Personal information
- Full name: Jorge Humberto Raggi
- Date of birth: February 17, 1938 (age 88)
- Place of birth: São Vicente, Portuguese Cape Verde
- Height: 1.73 m (5 ft 8 in)
- Position: Striker

Senior career*
- Years: Team / Apps / (Gls)
- 1957–1961: Académica / 69 / (20)
- 1961–1962: Inter Milan / 2 / (0)
- 1962–1964: Vicenza / 25 / (5)
- 1964–1966: Académica / 27 / (14)

Managerial career
- 1972: Académica

= Jorge Humberto =

Portuguese footballer

Jorge Humberto Raggi (born 17 February 1938), known as Humberto, is a Portuguese retired professional footballer who played as a striker.

==Football career==
Humberto played mostly for Académica de Coimbra during his professional career, starting and ending his nine-year career at the club.

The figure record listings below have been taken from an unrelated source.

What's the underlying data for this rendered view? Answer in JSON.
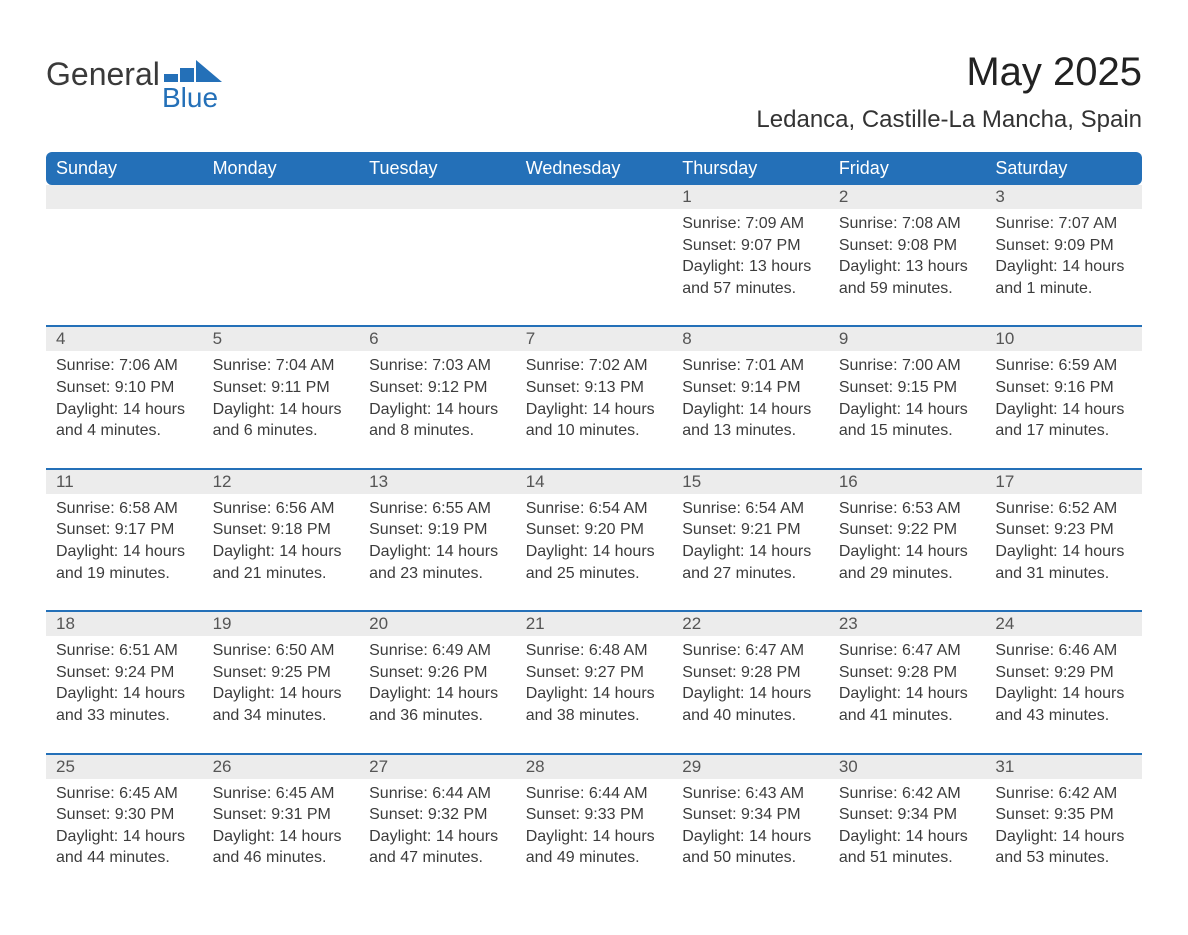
{
  "logo": {
    "word1": "General",
    "word2": "Blue"
  },
  "title": "May 2025",
  "location": "Ledanca, Castille-La Mancha, Spain",
  "colors": {
    "header_bg": "#2470b8",
    "header_text": "#ffffff",
    "daynum_bg": "#ececec",
    "body_text": "#3c3c3c",
    "rule": "#2470b8",
    "logo_blue": "#2470b8",
    "logo_gray": "#3a3a3a"
  },
  "weekdays": [
    "Sunday",
    "Monday",
    "Tuesday",
    "Wednesday",
    "Thursday",
    "Friday",
    "Saturday"
  ],
  "weeks": [
    [
      null,
      null,
      null,
      null,
      {
        "n": "1",
        "sr": "7:09 AM",
        "ss": "9:07 PM",
        "dl": "13 hours and 57 minutes."
      },
      {
        "n": "2",
        "sr": "7:08 AM",
        "ss": "9:08 PM",
        "dl": "13 hours and 59 minutes."
      },
      {
        "n": "3",
        "sr": "7:07 AM",
        "ss": "9:09 PM",
        "dl": "14 hours and 1 minute."
      }
    ],
    [
      {
        "n": "4",
        "sr": "7:06 AM",
        "ss": "9:10 PM",
        "dl": "14 hours and 4 minutes."
      },
      {
        "n": "5",
        "sr": "7:04 AM",
        "ss": "9:11 PM",
        "dl": "14 hours and 6 minutes."
      },
      {
        "n": "6",
        "sr": "7:03 AM",
        "ss": "9:12 PM",
        "dl": "14 hours and 8 minutes."
      },
      {
        "n": "7",
        "sr": "7:02 AM",
        "ss": "9:13 PM",
        "dl": "14 hours and 10 minutes."
      },
      {
        "n": "8",
        "sr": "7:01 AM",
        "ss": "9:14 PM",
        "dl": "14 hours and 13 minutes."
      },
      {
        "n": "9",
        "sr": "7:00 AM",
        "ss": "9:15 PM",
        "dl": "14 hours and 15 minutes."
      },
      {
        "n": "10",
        "sr": "6:59 AM",
        "ss": "9:16 PM",
        "dl": "14 hours and 17 minutes."
      }
    ],
    [
      {
        "n": "11",
        "sr": "6:58 AM",
        "ss": "9:17 PM",
        "dl": "14 hours and 19 minutes."
      },
      {
        "n": "12",
        "sr": "6:56 AM",
        "ss": "9:18 PM",
        "dl": "14 hours and 21 minutes."
      },
      {
        "n": "13",
        "sr": "6:55 AM",
        "ss": "9:19 PM",
        "dl": "14 hours and 23 minutes."
      },
      {
        "n": "14",
        "sr": "6:54 AM",
        "ss": "9:20 PM",
        "dl": "14 hours and 25 minutes."
      },
      {
        "n": "15",
        "sr": "6:54 AM",
        "ss": "9:21 PM",
        "dl": "14 hours and 27 minutes."
      },
      {
        "n": "16",
        "sr": "6:53 AM",
        "ss": "9:22 PM",
        "dl": "14 hours and 29 minutes."
      },
      {
        "n": "17",
        "sr": "6:52 AM",
        "ss": "9:23 PM",
        "dl": "14 hours and 31 minutes."
      }
    ],
    [
      {
        "n": "18",
        "sr": "6:51 AM",
        "ss": "9:24 PM",
        "dl": "14 hours and 33 minutes."
      },
      {
        "n": "19",
        "sr": "6:50 AM",
        "ss": "9:25 PM",
        "dl": "14 hours and 34 minutes."
      },
      {
        "n": "20",
        "sr": "6:49 AM",
        "ss": "9:26 PM",
        "dl": "14 hours and 36 minutes."
      },
      {
        "n": "21",
        "sr": "6:48 AM",
        "ss": "9:27 PM",
        "dl": "14 hours and 38 minutes."
      },
      {
        "n": "22",
        "sr": "6:47 AM",
        "ss": "9:28 PM",
        "dl": "14 hours and 40 minutes."
      },
      {
        "n": "23",
        "sr": "6:47 AM",
        "ss": "9:28 PM",
        "dl": "14 hours and 41 minutes."
      },
      {
        "n": "24",
        "sr": "6:46 AM",
        "ss": "9:29 PM",
        "dl": "14 hours and 43 minutes."
      }
    ],
    [
      {
        "n": "25",
        "sr": "6:45 AM",
        "ss": "9:30 PM",
        "dl": "14 hours and 44 minutes."
      },
      {
        "n": "26",
        "sr": "6:45 AM",
        "ss": "9:31 PM",
        "dl": "14 hours and 46 minutes."
      },
      {
        "n": "27",
        "sr": "6:44 AM",
        "ss": "9:32 PM",
        "dl": "14 hours and 47 minutes."
      },
      {
        "n": "28",
        "sr": "6:44 AM",
        "ss": "9:33 PM",
        "dl": "14 hours and 49 minutes."
      },
      {
        "n": "29",
        "sr": "6:43 AM",
        "ss": "9:34 PM",
        "dl": "14 hours and 50 minutes."
      },
      {
        "n": "30",
        "sr": "6:42 AM",
        "ss": "9:34 PM",
        "dl": "14 hours and 51 minutes."
      },
      {
        "n": "31",
        "sr": "6:42 AM",
        "ss": "9:35 PM",
        "dl": "14 hours and 53 minutes."
      }
    ]
  ],
  "labels": {
    "sunrise": "Sunrise: ",
    "sunset": "Sunset: ",
    "daylight": "Daylight: "
  }
}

He also played for three seasons in Italy, with F.C. Internazionale Milano and Vicenza Calcio.

With the Nerazzurri, Humberto only appeared in two Serie A games, but he scored five goals in their 1961–62 Inter-Cities Fairs Cup campaign, including a hat-trick in the first round tie-breaker play-off game against 1. FC Köln.

==Personal life==

Jorge Humberto is pediatrician and is living in Macao.